Australia's ambassador to the United States, Kim Beazley, had to scramble in the 48 hours before the Abbott government's announcement that it had blocked Archer Daniels Midland's $3.4 billion takeover of GrainCorp.
He had to deliver on a commitment in Australia's free trade agreement with America that the US government be given the opportunity to directly discuss potential takeover bans.
An exchange of letters between the Howard government and the US government in 2004 that is part of the free trade agreement states that if a proposed US investment raises "serious concerns" that could result in it being blocked, modified or unwound, the Australian government will "inform the government of the United States of the reasons ... [and] provide the US government an opportunity to consult with the government of Australia on the matter".
Beazley was mobilised late because the government was only alerted to the 2004 commitment last week. Sources say that he satisfied the conditions of the trade agreement side deal.
GrainCorp's shareholders were in the dark as the high-level contact occurred and on Friday they bore the burden of Treasurer Joe Hockey's decision to kill the bid.
The Australian group's shares were trading at $8.70 before ADM offered $11.75 a share in October last year. ADM finally offered $13.20 a share, a 50 per cent premium. GrainCorp's shares fell to a low of $8.26 on Friday after the bid was rejected and were 22 per cent down at $8.72 as trading drew to a close, in line with their price before ADM turned up.

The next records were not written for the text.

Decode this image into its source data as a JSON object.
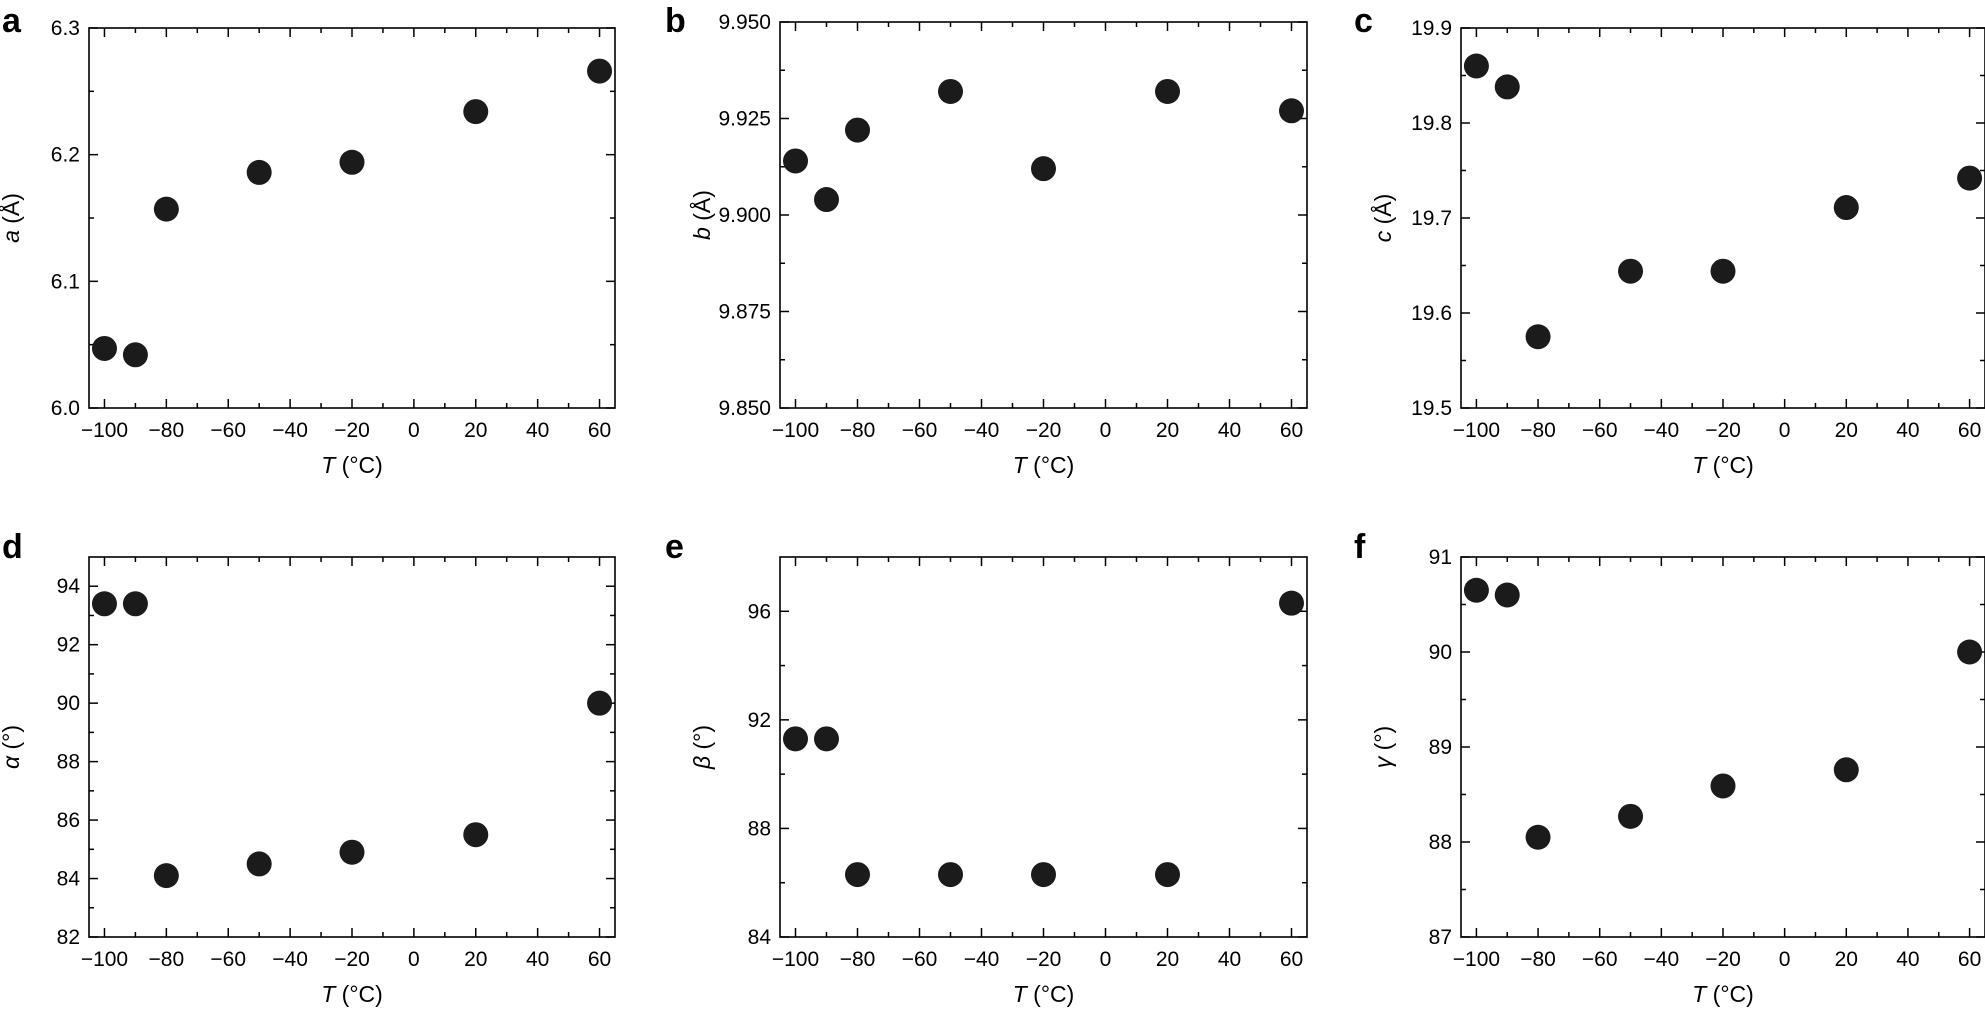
{
  "chart_data": [
    {
      "type": "scatter",
      "panel": "a",
      "xlabel": "T (°C)",
      "xlabel_var": "T",
      "xlabel_unit": " (°C)",
      "ylabel": "a (Å)",
      "ylabel_var": "a",
      "ylabel_unit": " (Å)",
      "xlim": [
        -105,
        65
      ],
      "ylim": [
        6.0,
        6.3
      ],
      "xticks": [
        -100,
        -80,
        -60,
        -40,
        -20,
        0,
        20,
        40,
        60
      ],
      "xtick_labels": [
        "−100",
        "−80",
        "−60",
        "−40",
        "−20",
        "0",
        "20",
        "40",
        "60"
      ],
      "yticks": [
        6.0,
        6.1,
        6.2,
        6.3
      ],
      "ytick_labels": [
        "6.0",
        "6.1",
        "6.2",
        "6.3"
      ],
      "x": [
        -100,
        -90,
        -80,
        -50,
        -20,
        20,
        60
      ],
      "y": [
        6.047,
        6.042,
        6.157,
        6.186,
        6.194,
        6.234,
        6.266
      ]
    },
    {
      "type": "scatter",
      "panel": "b",
      "xlabel": "T (°C)",
      "xlabel_var": "T",
      "xlabel_unit": " (°C)",
      "ylabel": "b (Å)",
      "ylabel_var": "b",
      "ylabel_unit": " (Å)",
      "xlim": [
        -105,
        65
      ],
      "ylim": [
        9.85,
        9.95
      ],
      "xticks": [
        -100,
        -80,
        -60,
        -40,
        -20,
        0,
        20,
        40,
        60
      ],
      "xtick_labels": [
        "−100",
        "−80",
        "−60",
        "−40",
        "−20",
        "0",
        "20",
        "40",
        "60"
      ],
      "yticks": [
        9.85,
        9.875,
        9.9,
        9.925,
        9.95
      ],
      "ytick_labels": [
        "9.850",
        "9.875",
        "9.900",
        "9.925",
        "9.950"
      ],
      "x": [
        -100,
        -90,
        -80,
        -50,
        -20,
        20,
        60
      ],
      "y": [
        9.914,
        9.904,
        9.922,
        9.932,
        9.912,
        9.932,
        9.927
      ]
    },
    {
      "type": "scatter",
      "panel": "c",
      "xlabel": "T (°C)",
      "xlabel_var": "T",
      "xlabel_unit": " (°C)",
      "ylabel": "c (Å)",
      "ylabel_var": "c",
      "ylabel_unit": " (Å)",
      "xlim": [
        -105,
        65
      ],
      "ylim": [
        19.5,
        19.9
      ],
      "xticks": [
        -100,
        -80,
        -60,
        -40,
        -20,
        0,
        20,
        40,
        60
      ],
      "xtick_labels": [
        "−100",
        "−80",
        "−60",
        "−40",
        "−20",
        "0",
        "20",
        "40",
        "60"
      ],
      "yticks": [
        19.5,
        19.6,
        19.7,
        19.8,
        19.9
      ],
      "ytick_labels": [
        "19.5",
        "19.6",
        "19.7",
        "19.8",
        "19.9"
      ],
      "x": [
        -100,
        -90,
        -80,
        -50,
        -20,
        20,
        60
      ],
      "y": [
        19.86,
        19.838,
        19.575,
        19.644,
        19.644,
        19.711,
        19.742
      ]
    },
    {
      "type": "scatter",
      "panel": "d",
      "xlabel": "T (°C)",
      "xlabel_var": "T",
      "xlabel_unit": " (°C)",
      "ylabel": "α (°)",
      "ylabel_var": "α",
      "ylabel_unit": " (°)",
      "xlim": [
        -105,
        65
      ],
      "ylim": [
        82,
        95
      ],
      "xticks": [
        -100,
        -80,
        -60,
        -40,
        -20,
        0,
        20,
        40,
        60
      ],
      "xtick_labels": [
        "−100",
        "−80",
        "−60",
        "−40",
        "−20",
        "0",
        "20",
        "40",
        "60"
      ],
      "yticks": [
        82,
        84,
        86,
        88,
        90,
        92,
        94
      ],
      "ytick_labels": [
        "82",
        "84",
        "86",
        "88",
        "90",
        "92",
        "94"
      ],
      "x": [
        -100,
        -90,
        -80,
        -50,
        -20,
        20,
        60
      ],
      "y": [
        93.4,
        93.4,
        84.1,
        84.5,
        84.9,
        85.5,
        90.0
      ]
    },
    {
      "type": "scatter",
      "panel": "e",
      "xlabel": "T (°C)",
      "xlabel_var": "T",
      "xlabel_unit": " (°C)",
      "ylabel": "β (°)",
      "ylabel_var": "β",
      "ylabel_unit": " (°)",
      "xlim": [
        -105,
        65
      ],
      "ylim": [
        84,
        98
      ],
      "xticks": [
        -100,
        -80,
        -60,
        -40,
        -20,
        0,
        20,
        40,
        60
      ],
      "xtick_labels": [
        "−100",
        "−80",
        "−60",
        "−40",
        "−20",
        "0",
        "20",
        "40",
        "60"
      ],
      "yticks": [
        84,
        88,
        92,
        96
      ],
      "ytick_labels": [
        "84",
        "88",
        "92",
        "96"
      ],
      "x": [
        -100,
        -90,
        -80,
        -50,
        -20,
        20,
        60
      ],
      "y": [
        91.3,
        91.3,
        86.3,
        86.3,
        86.3,
        86.3,
        96.3
      ]
    },
    {
      "type": "scatter",
      "panel": "f",
      "xlabel": "T (°C)",
      "xlabel_var": "T",
      "xlabel_unit": " (°C)",
      "ylabel": "γ (°)",
      "ylabel_var": "γ",
      "ylabel_unit": " (°)",
      "xlim": [
        -105,
        65
      ],
      "ylim": [
        87,
        91
      ],
      "xticks": [
        -100,
        -80,
        -60,
        -40,
        -20,
        0,
        20,
        40,
        60
      ],
      "xtick_labels": [
        "−100",
        "−80",
        "−60",
        "−40",
        "−20",
        "0",
        "20",
        "40",
        "60"
      ],
      "yticks": [
        87,
        88,
        89,
        90,
        91
      ],
      "ytick_labels": [
        "87",
        "88",
        "89",
        "90",
        "91"
      ],
      "x": [
        -100,
        -90,
        -80,
        -50,
        -20,
        20,
        60
      ],
      "y": [
        90.65,
        90.6,
        88.05,
        88.27,
        88.59,
        88.76,
        90.0
      ]
    }
  ]
}
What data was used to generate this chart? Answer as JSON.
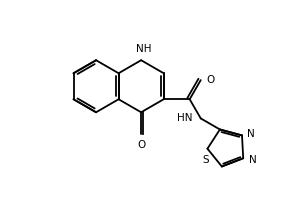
{
  "background": "#ffffff",
  "line_color": "#000000",
  "line_width": 1.3,
  "font_size": 7.5,
  "figsize": [
    3.0,
    2.0
  ],
  "dpi": 100,
  "xlim": [
    0,
    10
  ],
  "ylim": [
    0,
    6.67
  ]
}
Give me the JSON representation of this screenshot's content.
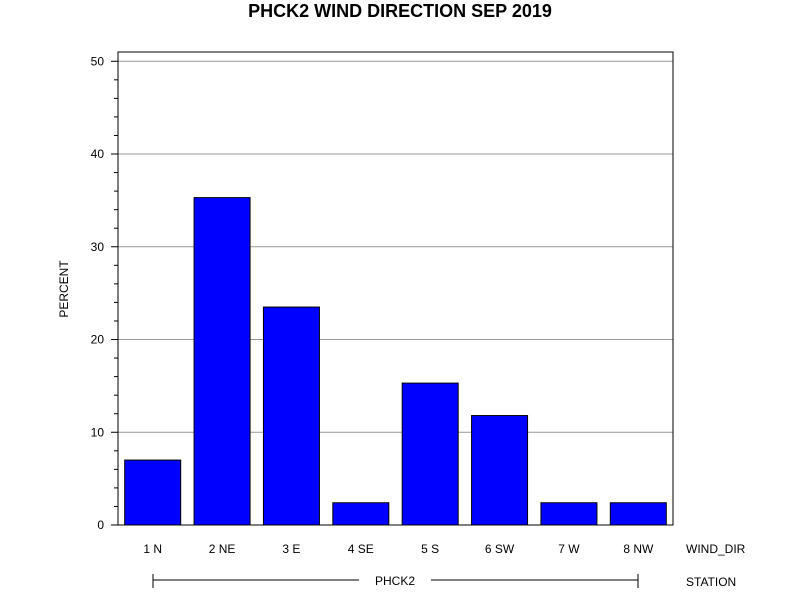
{
  "chart_data": {
    "type": "bar",
    "title": "PHCK2 WIND DIRECTION SEP 2019",
    "ylabel": "PERCENT",
    "xlabel": "WIND_DIR",
    "group_label": "STATION",
    "group_name": "PHCK2",
    "categories": [
      "1 N",
      "2 NE",
      "3 E",
      "4 SE",
      "5 S",
      "6 SW",
      "7 W",
      "8 NW"
    ],
    "values": [
      7.0,
      35.3,
      23.5,
      2.4,
      15.3,
      11.8,
      2.4,
      2.4
    ],
    "ylim": [
      0,
      51
    ],
    "yticks": [
      0,
      10,
      20,
      30,
      40,
      50
    ],
    "yticks_labels": [
      "0",
      "10",
      "20",
      "30",
      "40",
      "50"
    ],
    "minor_tick_step": 2,
    "grid": true,
    "bar_color": "#0000ff"
  }
}
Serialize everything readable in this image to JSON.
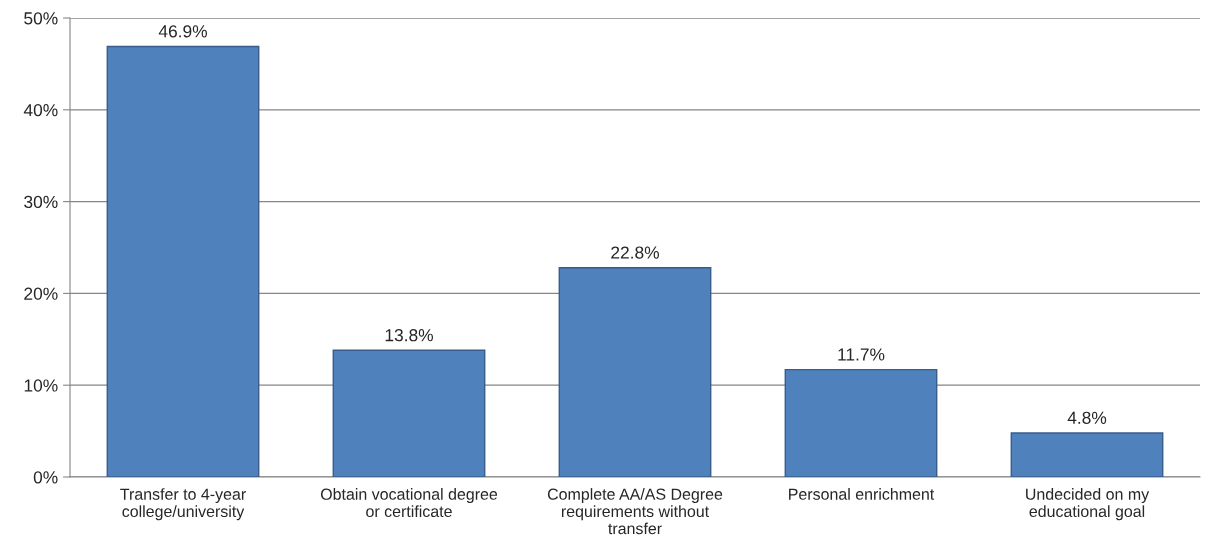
{
  "chart_data": {
    "type": "bar",
    "categories": [
      "Transfer to 4-year\ncollege/university",
      "Obtain vocational degree\nor certificate",
      "Complete AA/AS Degree\nrequirements without\ntransfer",
      "Personal enrichment",
      "Undecided on my\neducational goal"
    ],
    "values": [
      46.9,
      13.8,
      22.8,
      11.7,
      4.8
    ],
    "value_labels": [
      "46.9%",
      "13.8%",
      "22.8%",
      "11.7%",
      "4.8%"
    ],
    "color": "#4f81bd",
    "ylim": [
      0,
      50
    ],
    "yticks": [
      {
        "value": 0,
        "label": "0%"
      },
      {
        "value": 10,
        "label": "10%"
      },
      {
        "value": 20,
        "label": "20%"
      },
      {
        "value": 30,
        "label": "30%"
      },
      {
        "value": 40,
        "label": "40%"
      },
      {
        "value": 50,
        "label": "50%"
      }
    ],
    "grid": "y",
    "legend": false
  }
}
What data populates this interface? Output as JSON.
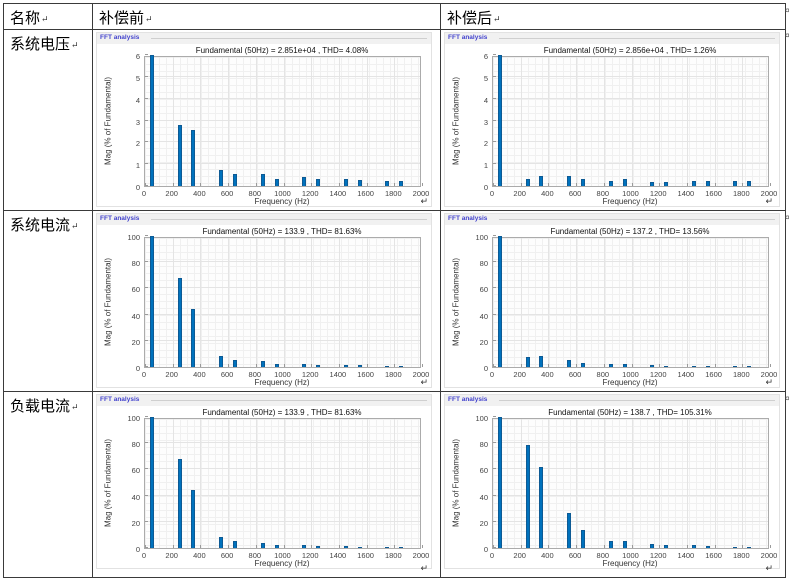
{
  "colors": {
    "bar_fill": "#0072BD",
    "bar_edge": "#0d5a94",
    "fft_label": "#4343cd",
    "table_border": "#3a3a3a",
    "strip_bg": "#f1f1f1",
    "grid_major": "#e4e4e4"
  },
  "marks": {
    "end_of_cell": "↵",
    "end_of_row": "¤"
  },
  "table": {
    "headers": [
      {
        "label": "名称"
      },
      {
        "label": "补偿前"
      },
      {
        "label": "补偿后"
      }
    ],
    "rows": [
      {
        "label": "系统电压"
      },
      {
        "label": "系统电流"
      },
      {
        "label": "负载电流"
      }
    ]
  },
  "chart_data": [
    {
      "type": "bar",
      "panel_label": "FFT analysis",
      "title": "Fundamental (50Hz) = 2.851e+04 , THD= 4.08%",
      "xlabel": "Frequency (Hz)",
      "ylabel": "Mag (% of Fundamental)",
      "xlim": [
        0,
        2000
      ],
      "ylim": [
        0,
        6
      ],
      "xticks": [
        0,
        200,
        400,
        600,
        800,
        1000,
        1200,
        1400,
        1600,
        1800,
        2000
      ],
      "yticks": [
        0,
        1,
        2,
        3,
        4,
        5,
        6
      ],
      "grid": true,
      "legend_position": "none",
      "x": [
        50,
        250,
        350,
        550,
        650,
        850,
        950,
        1150,
        1250,
        1450,
        1550,
        1750,
        1850
      ],
      "values": [
        6,
        2.8,
        2.55,
        0.72,
        0.55,
        0.55,
        0.33,
        0.42,
        0.32,
        0.3,
        0.28,
        0.22,
        0.23
      ]
    },
    {
      "type": "bar",
      "panel_label": "FFT analysis",
      "title": "Fundamental (50Hz) = 2.856e+04 , THD= 1.26%",
      "xlabel": "Frequency (Hz)",
      "ylabel": "Mag (% of Fundamental)",
      "xlim": [
        0,
        2000
      ],
      "ylim": [
        0,
        6
      ],
      "xticks": [
        0,
        200,
        400,
        600,
        800,
        1000,
        1200,
        1400,
        1600,
        1800,
        2000
      ],
      "yticks": [
        0,
        1,
        2,
        3,
        4,
        5,
        6
      ],
      "grid": true,
      "legend_position": "none",
      "x": [
        50,
        250,
        350,
        550,
        650,
        850,
        950,
        1150,
        1250,
        1450,
        1550,
        1750,
        1850
      ],
      "values": [
        6,
        0.32,
        0.46,
        0.47,
        0.32,
        0.22,
        0.3,
        0.2,
        0.2,
        0.24,
        0.23,
        0.21,
        0.24
      ]
    },
    {
      "type": "bar",
      "panel_label": "FFT analysis",
      "title": "Fundamental (50Hz) = 133.9 , THD= 81.63%",
      "xlabel": "Frequency (Hz)",
      "ylabel": "Mag (% of Fundamental)",
      "xlim": [
        0,
        2000
      ],
      "ylim": [
        0,
        100
      ],
      "xticks": [
        0,
        200,
        400,
        600,
        800,
        1000,
        1200,
        1400,
        1600,
        1800,
        2000
      ],
      "yticks": [
        0,
        20,
        40,
        60,
        80,
        100
      ],
      "grid": true,
      "legend_position": "none",
      "x": [
        50,
        250,
        350,
        550,
        650,
        850,
        950,
        1150,
        1250,
        1450,
        1550,
        1750,
        1850
      ],
      "values": [
        100,
        68,
        44.5,
        8.5,
        5,
        4.2,
        2.5,
        2.5,
        1.8,
        1.5,
        1.3,
        0.8,
        0.9
      ]
    },
    {
      "type": "bar",
      "panel_label": "FFT analysis",
      "title": "Fundamental (50Hz) = 137.2 , THD= 13.56%",
      "xlabel": "Frequency (Hz)",
      "ylabel": "Mag (% of Fundamental)",
      "xlim": [
        0,
        2000
      ],
      "ylim": [
        0,
        100
      ],
      "xticks": [
        0,
        200,
        400,
        600,
        800,
        1000,
        1200,
        1400,
        1600,
        1800,
        2000
      ],
      "yticks": [
        0,
        20,
        40,
        60,
        80,
        100
      ],
      "grid": true,
      "legend_position": "none",
      "x": [
        50,
        250,
        350,
        550,
        650,
        850,
        950,
        1150,
        1250,
        1450,
        1550,
        1750,
        1850
      ],
      "values": [
        100,
        7.5,
        8.2,
        5.5,
        3.2,
        2,
        2.3,
        1.6,
        1,
        1,
        1,
        0.8,
        1
      ]
    },
    {
      "type": "bar",
      "panel_label": "FFT analysis",
      "title": "Fundamental (50Hz) = 133.9 , THD= 81.63%",
      "xlabel": "Frequency (Hz)",
      "ylabel": "Mag (% of Fundamental)",
      "xlim": [
        0,
        2000
      ],
      "ylim": [
        0,
        100
      ],
      "xticks": [
        0,
        200,
        400,
        600,
        800,
        1000,
        1200,
        1400,
        1600,
        1800,
        2000
      ],
      "yticks": [
        0,
        20,
        40,
        60,
        80,
        100
      ],
      "grid": true,
      "legend_position": "none",
      "x": [
        50,
        250,
        350,
        550,
        650,
        850,
        950,
        1150,
        1250,
        1450,
        1550,
        1750,
        1850
      ],
      "values": [
        100,
        68,
        44,
        8.5,
        5,
        4,
        2.5,
        2.5,
        1.8,
        1.5,
        1,
        0.8,
        0.9
      ]
    },
    {
      "type": "bar",
      "panel_label": "FFT analysis",
      "title": "Fundamental (50Hz) = 138.7 , THD= 105.31%",
      "xlabel": "Frequency (Hz)",
      "ylabel": "Mag (% of Fundamental)",
      "xlim": [
        0,
        2000
      ],
      "ylim": [
        0,
        100
      ],
      "xticks": [
        0,
        200,
        400,
        600,
        800,
        1000,
        1200,
        1400,
        1600,
        1800,
        2000
      ],
      "yticks": [
        0,
        20,
        40,
        60,
        80,
        100
      ],
      "grid": true,
      "legend_position": "none",
      "x": [
        50,
        250,
        350,
        550,
        650,
        850,
        950,
        1150,
        1250,
        1450,
        1550,
        1750,
        1850
      ],
      "values": [
        100,
        79,
        62,
        27,
        14,
        5,
        5.5,
        3,
        2,
        2,
        1.5,
        1,
        1
      ]
    }
  ]
}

Hockey also says that although he is blocking a full takeover of GrainCorp by ADM it is welcome as an industry participant and that he is "inclined" to allow the group to build the 19.9 per cent stake in GrainCorp it acquired on-market during its offer to 24.9 per cent.
That would occur on-market: after blocking a bid that contained a huge control premium, the Treasurer is, in other words, now ready to let ADM move to a position of influence without paying a premium at all.
The Australian dollar slipped by about a half a US cent on Hockey's announcement, but there won't be a general market selloff. Selloffs were predicted when Peter Costello vetoed Shell's takeover of Woodside in 2001 and when Wayne Swan blocked the Singapore Stock Exchange's takeover of the ASX in 2011, and they also failed to materialise.
The cases for blocking the Woodside and ASX takeovers on national interest grounds were fairly clear, however.
Shell was developing other liquefied natural gas projects in the region. If it owned Woodside, Australia's North-West Shelf LNG project might have been delayed and other projects given priority. A takeover of the ASX would have put one of Australia's key platforms for mobilising capital into the hands of the operator of a competing capital market and regulators were unsure about the impact on the financial system.
ADM did itself no favours by being a late mover. Two overseas bids for local grain handlers had already been waved through and the GrainCorp takeover would have doubled foreign ownership of the industry to about 70 per cent.
The national interest case that Hockey offered up on Friday was, however, less conclusive than the ones Costello and Swan made. It was also politically loaded because elements of the Coalition, including the Nationals and some country-based Liberal MPs, wanted the deal blocked. International investors may be more cautious as a result - less certain about what future decisions will be.
Wayne Swan said in 2011, for example, that his decision to block the ASX takeover was based on "unambiguous and unanimous advice" from the Foreign Investment Review Board that the deal was contrary to the national interest.
A report from FIRB on the GrainCorp bid that reached the Labor government just as it was going into pre-election mode is in contrast believed to have been broadly supportive. After he took over as Treasurer, Hockey asked FIRB to consider "wider ramifications" of the takeover. FIRB failed to reach a consensus on those matters.
In 2011 Swan detailed what the national interest was in the ASX's case. There were concerns about not having full "regulatory sovereignty" over the ASX and concerns about the impact of the bid on Australia's capital markets.
Hockey said on Friday the grain industry needed more time to transform itself after being deregulated in 2008. He also said industry participants, including growers in eastern Australia where GrainCorp operates, had "expressed concern that the proposed acquisition could reduce competition and impede growers' ability to access the grain storage, logistics and distribution network".
The competition implications of the takeover had, however, been already assessed by the peak competition regulator, the Australian Competition and Consumer Commission. It was not concerned.
Hockey says the issues he considered were broader. He says, in fact, that one thing he took into account was how the takeover would affect support in the "broader community" for foreign investment.
That's a new factor in foreign investment decisions - and a new uncertainty. If it continues to be applied, more foreign investment proposals may be blocked, despite the government's insistence that it is "open for business".